Print Fact SheetSagittaria guayanensis

Latin name

Sagittaria guayanensis Kunth

Family

Alismataceae

Common name(s)

Arrowheads 

Synonym(s)

Lophotocarpus guayanensis (Kunth) Micheli ex J.G. Sm. (accepted), Lophiocarpus guayanensis (Kunth) Micheli (accepted), Alisma echinocarpa (Mart.) Seub., Echinodorus guianensis (Kunth) Griseb., Lophiocarpus seubertianus (Mart. ex Seub.) Micheli, Sagittaria seubertiana Mart. ex Seub.

Geographical distribution

South and Southeast Asia: Bangladesh, Cambodia, India, Indonesia, Lao PDR, Malaysia, Myanmar, Nepal, Pakistan, Sri Lanka, Thailand, and Vietnam.

Rest of the world: Costa Rica, Ecuador, Guatemala, Honduras, Mexico, Nicaragua, and Paraguay. 

Morphology

An aquatic herb containing latex, without stolon, and 10—80—cm—tall.

Stem: no apparent stem.

Leaf: simple, clustered at base, ovate to rounded-ovate, without hair, 3—11—cm—long; petiole ribbed, with air ducts, 15—30—cm—long.

Inflorescence: floating raceme with 2—6 whorls of 2—3 flowers, 10—30—cm—long peduncle; perianth segments 6 in 2 rows, where the 3 inner ones are petal-like, white, and with a purple spot near the yellowish base.

Fruit: short stalk, flattened, 3—4—mm—long warty achene; reproduces by seeds; seed brown, 1.5—mm with blunt, brown incisions. 

Biology and ecology

Commonly found in tanks, marshes, reservoirs, and ditches, and in lowland rice fields.

Seeds require saturated conditions in rice fields for germination although can germinate under slightly submerged conditions; seedlings grow rapidly in standing water. 

Agricultural importance

A weed of lowland rice and wet areas in other irrigated crops. 

Management

Cultural control: hand weeding can be effective.

Chemical control: postemergence application of 2,4-D can control this weed in rice. 

Selected references

AICAF (Association for International Cooperation of Agriculture and Forestry). 1997. Weeds in the Tropics.

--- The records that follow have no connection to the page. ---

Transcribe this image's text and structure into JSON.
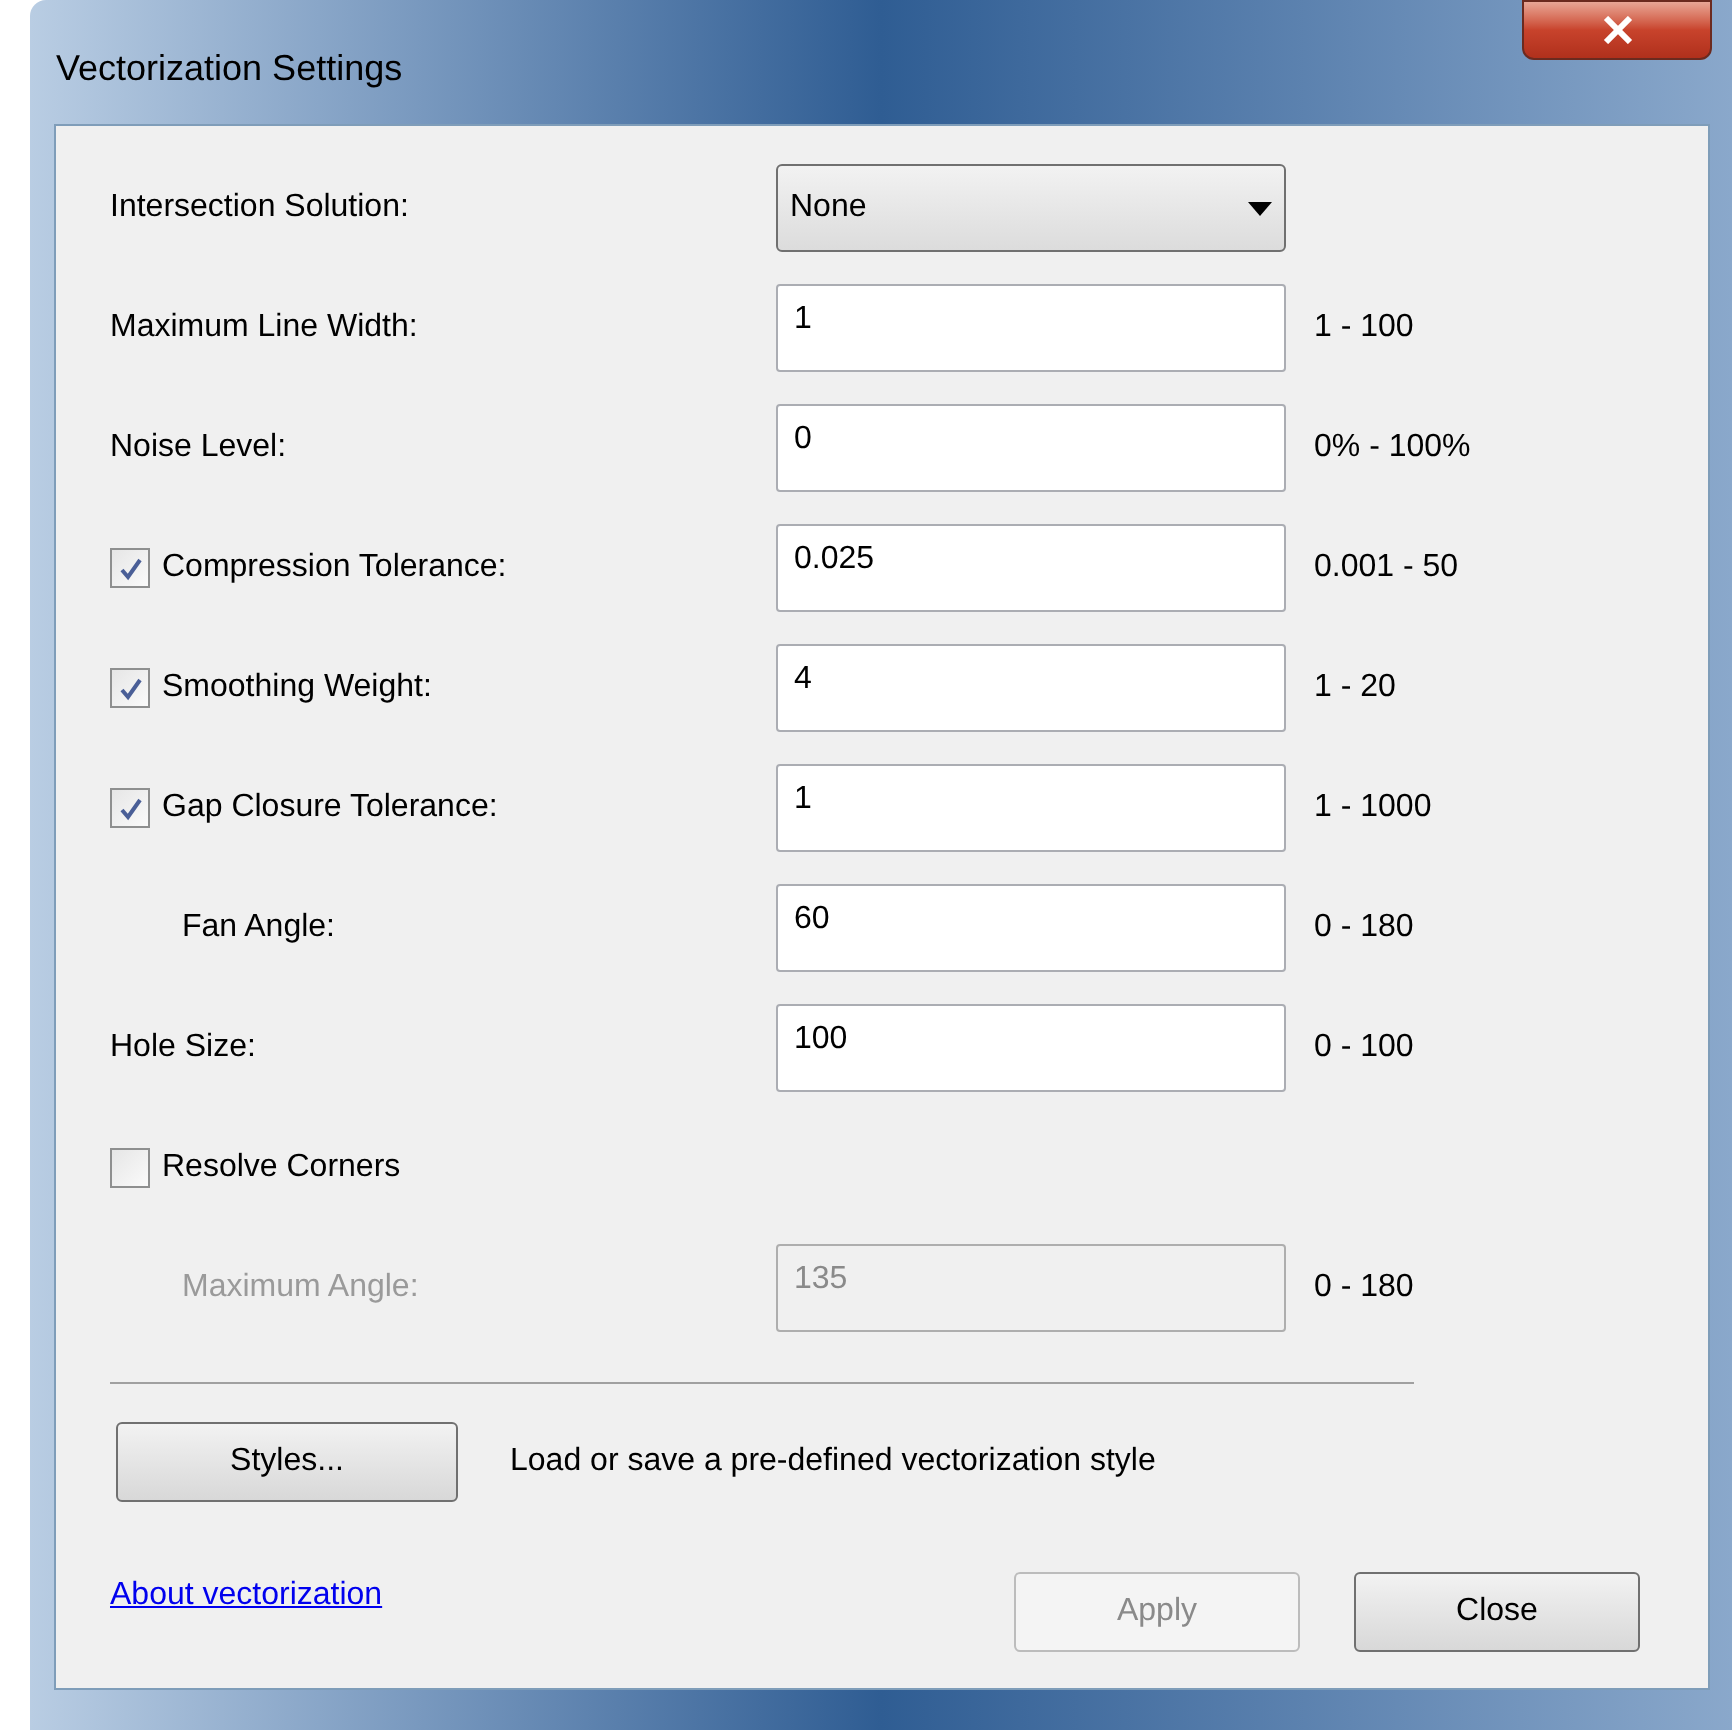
{
  "window": {
    "title": "Vectorization Settings"
  },
  "rows": [
    {
      "kind": "select",
      "label": "Intersection Solution:",
      "value": "None"
    },
    {
      "kind": "field",
      "label": "Maximum Line Width:",
      "value": "1",
      "range": "1 - 100"
    },
    {
      "kind": "field",
      "label": "Noise Level:",
      "value": "0",
      "range": "0% - 100%"
    },
    {
      "kind": "check_field",
      "label": "Compression Tolerance:",
      "checked": true,
      "value": "0.025",
      "range": "0.001 - 50"
    },
    {
      "kind": "check_field",
      "label": "Smoothing Weight:",
      "checked": true,
      "value": "4",
      "range": "1 - 20"
    },
    {
      "kind": "check_field",
      "label": "Gap Closure Tolerance:",
      "checked": true,
      "value": "1",
      "range": "1 - 1000"
    },
    {
      "kind": "sub_field",
      "label": "Fan Angle:",
      "value": "60",
      "range": "0 - 180",
      "disabled": false
    },
    {
      "kind": "field",
      "label": "Hole Size:",
      "value": "100",
      "range": "0 - 100"
    },
    {
      "kind": "checkbox",
      "label": "Resolve Corners",
      "checked": false
    },
    {
      "kind": "sub_field",
      "label": "Maximum Angle:",
      "value": "135",
      "range": "0 - 180",
      "disabled": true
    }
  ],
  "styles": {
    "button": "Styles...",
    "description": "Load or save a pre-defined vectorization style"
  },
  "link": "About vectorization",
  "buttons": [
    {
      "label": "Apply",
      "disabled": true
    },
    {
      "label": "Close",
      "disabled": false
    }
  ]
}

Tokyo (Japan): Sanbi Printing Co., Ltd. 304 p.

Den Hartog C.1957. Alismataceae. Flora Malesiana Ser. 1 5:317-334.

Gupta OP. 1987. Aquatic weed mangement. New Delhi (India): Today and Tomorrow's Printers and Publishers. 247 p.

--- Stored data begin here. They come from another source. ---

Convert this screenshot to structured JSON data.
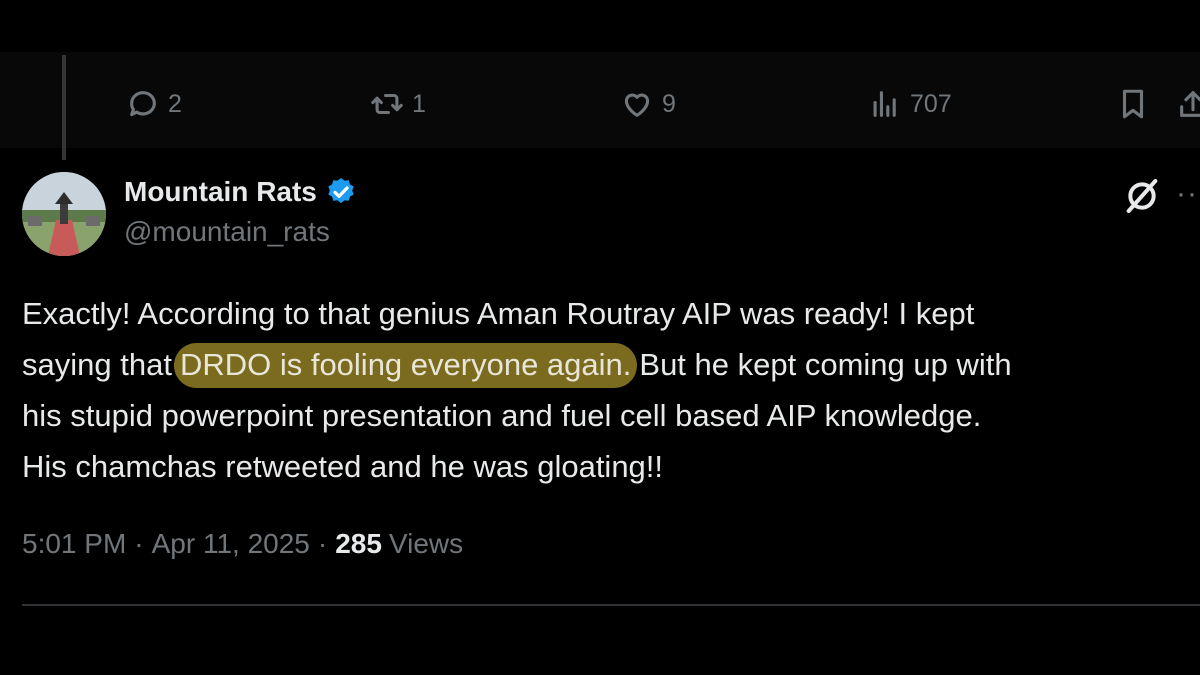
{
  "actions": {
    "reply_count": "2",
    "retweet_count": "1",
    "like_count": "9",
    "views_count": "707"
  },
  "author": {
    "display_name": "Mountain Rats",
    "handle": "@mountain_rats",
    "verified": true,
    "verified_color": "#1d9bf0"
  },
  "tweet": {
    "line1": "Exactly! According to that genius Aman Routray AIP was ready! I kept",
    "line2_before": "saying that",
    "line2_highlight": "DRDO is fooling everyone again.",
    "line2_after": "But he kept coming up with",
    "line3": "his stupid powerpoint presentation and fuel cell based AIP knowledge.",
    "line4": "His chamchas retweeted and he was gloating!!",
    "highlight_color": "#7b6b1f"
  },
  "meta": {
    "time": "5:01 PM",
    "separator": "·",
    "date": "Apr 11, 2025",
    "views_count": "285",
    "views_label": "Views"
  },
  "icons": {
    "reply": "speech-bubble-icon",
    "retweet": "retweet-icon",
    "like": "heart-icon",
    "views": "bar-chart-icon",
    "bookmark": "bookmark-icon",
    "share": "share-icon",
    "grok": "grok-icon",
    "more": "more-dots-icon"
  }
}
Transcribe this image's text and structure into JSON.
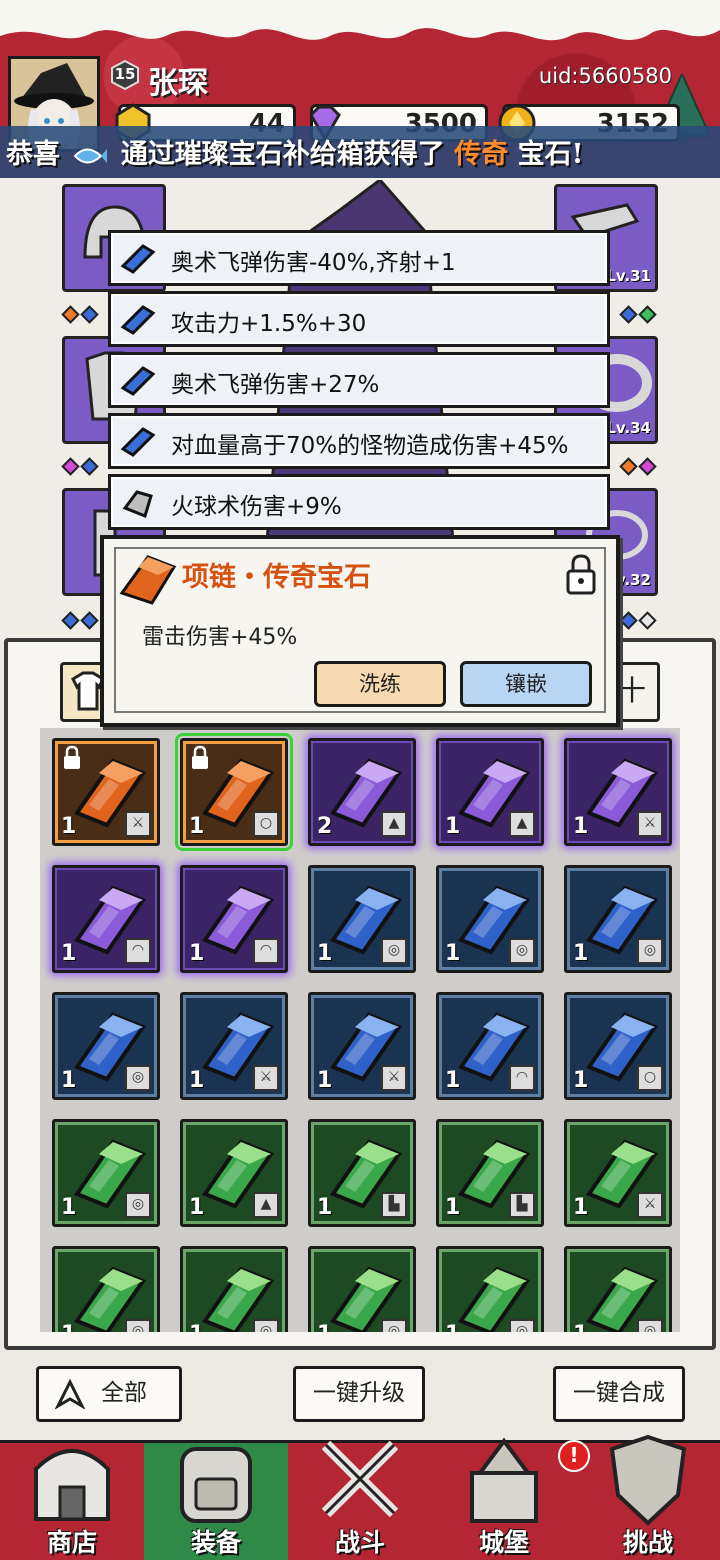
{
  "player": {
    "level": "15",
    "name": "张琛",
    "uid": "uid:5660580"
  },
  "currencies": [
    {
      "icon": "gold-coin-icon",
      "value": "44"
    },
    {
      "icon": "diamond-icon",
      "value": "3500"
    },
    {
      "icon": "gold-gem-icon",
      "value": "3152"
    }
  ],
  "announcement": {
    "prefix": "恭喜",
    "middle": "通过璀璨宝石补给箱获得了",
    "highlight": "传奇",
    "suffix": "宝石!"
  },
  "equipment_slots": [
    {
      "level": "Lv.31"
    },
    {
      "level": "Lv.34"
    },
    {
      "level": "Lv.32"
    }
  ],
  "affixes": [
    {
      "text": "奥术飞弹伤害-40%,齐射+1",
      "gem": "blue"
    },
    {
      "text": "攻击力+1.5%+30",
      "gem": "blue"
    },
    {
      "text": "奥术飞弹伤害+27%",
      "gem": "blue"
    },
    {
      "text": "对血量高于70%的怪物造成伤害+45%",
      "gem": "blue"
    },
    {
      "text": "火球术伤害+9%",
      "gem": "grey"
    }
  ],
  "gem_popup": {
    "title": "项链・传奇宝石",
    "effect": "雷击伤害+45%",
    "refine_label": "洗练",
    "inlay_label": "镶嵌"
  },
  "inventory": [
    {
      "rarity": "orange",
      "qty": "1",
      "slot": "weapon",
      "locked": true
    },
    {
      "rarity": "orange",
      "qty": "1",
      "slot": "necklace",
      "locked": true,
      "selected": true
    },
    {
      "rarity": "purple",
      "qty": "2",
      "slot": "armor"
    },
    {
      "rarity": "purple",
      "qty": "1",
      "slot": "armor"
    },
    {
      "rarity": "purple",
      "qty": "1",
      "slot": "weapon"
    },
    {
      "rarity": "purple",
      "qty": "1",
      "slot": "helmet"
    },
    {
      "rarity": "purple",
      "qty": "1",
      "slot": "helmet"
    },
    {
      "rarity": "blue",
      "qty": "1",
      "slot": "ring"
    },
    {
      "rarity": "blue",
      "qty": "1",
      "slot": "ring"
    },
    {
      "rarity": "blue",
      "qty": "1",
      "slot": "ring"
    },
    {
      "rarity": "blue",
      "qty": "1",
      "slot": "ring"
    },
    {
      "rarity": "blue",
      "qty": "1",
      "slot": "weapon"
    },
    {
      "rarity": "blue",
      "qty": "1",
      "slot": "weapon"
    },
    {
      "rarity": "blue",
      "qty": "1",
      "slot": "helmet"
    },
    {
      "rarity": "blue",
      "qty": "1",
      "slot": "necklace"
    },
    {
      "rarity": "green",
      "qty": "1",
      "slot": "ring"
    },
    {
      "rarity": "green",
      "qty": "1",
      "slot": "armor"
    },
    {
      "rarity": "green",
      "qty": "1",
      "slot": "boots"
    },
    {
      "rarity": "green",
      "qty": "1",
      "slot": "boots"
    },
    {
      "rarity": "green",
      "qty": "1",
      "slot": "weapon"
    },
    {
      "rarity": "green",
      "qty": "1",
      "slot": "ring"
    },
    {
      "rarity": "green",
      "qty": "1",
      "slot": "ring"
    },
    {
      "rarity": "green",
      "qty": "1",
      "slot": "ring"
    },
    {
      "rarity": "green",
      "qty": "1",
      "slot": "ring"
    },
    {
      "rarity": "green",
      "qty": "1",
      "slot": "ring"
    }
  ],
  "actions": {
    "all": "全部",
    "upgrade": "一键升级",
    "merge": "一键合成"
  },
  "nav": [
    {
      "label": "商店",
      "icon": "shop-icon"
    },
    {
      "label": "装备",
      "icon": "backpack-icon",
      "active": true
    },
    {
      "label": "战斗",
      "icon": "crossed-swords-icon"
    },
    {
      "label": "城堡",
      "icon": "castle-icon",
      "badge": "!"
    },
    {
      "label": "挑战",
      "icon": "shield-icon"
    }
  ],
  "colors": {
    "header_red": "#b42634",
    "legend_orange": "#d6500e",
    "active_tab_green": "#2f8a48"
  }
}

Moody K. 1989. Weeds reported in rice in South and Southeast Asia. Manila (Philippines): International Rice Research Institute. 442 p.

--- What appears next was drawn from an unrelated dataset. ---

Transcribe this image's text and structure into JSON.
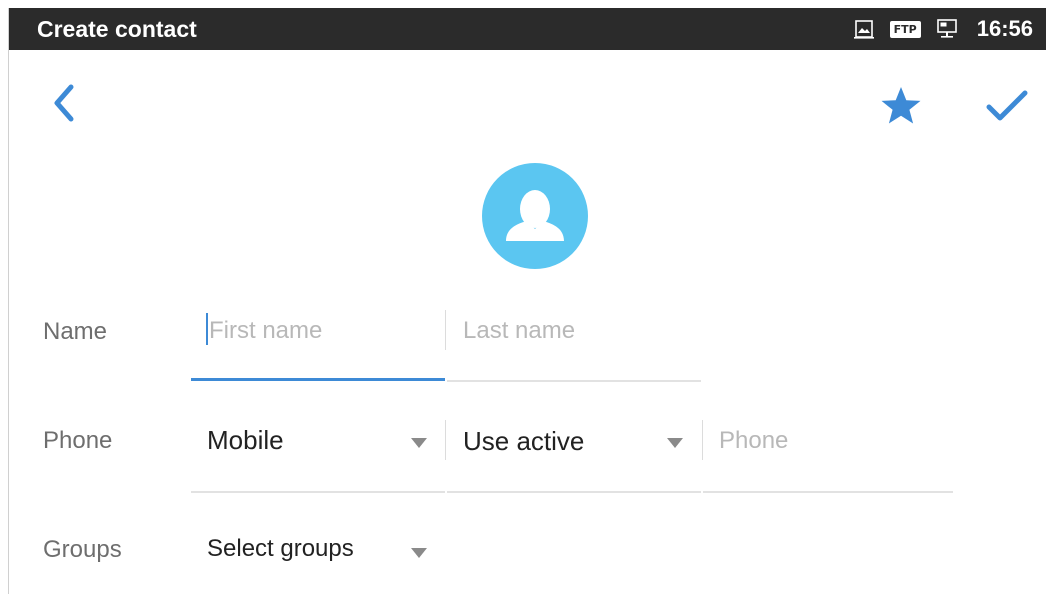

Pancho JV, Soerjani M. 1978. Aquatic weeds of Southeast Asia. College, Laguna (Philippines): University of the Philippines at Los Baños and Bogor (Indonesia): SEAMEO Regional Center for

Tropical Biology (BIOTROP). 130 p.

Soerjani M, Kostermans AJGH, Tjitrosoepomo G. 1987. Weeds of rice in Indonesia. Jakarta (Indonesia): Balai Pustaka. 716 p.

Waterhouse DF. 1993. The major arthropod pests and weeds of agriculture in Southeast Asia. ACIAR Monograph No. 21. 141 p.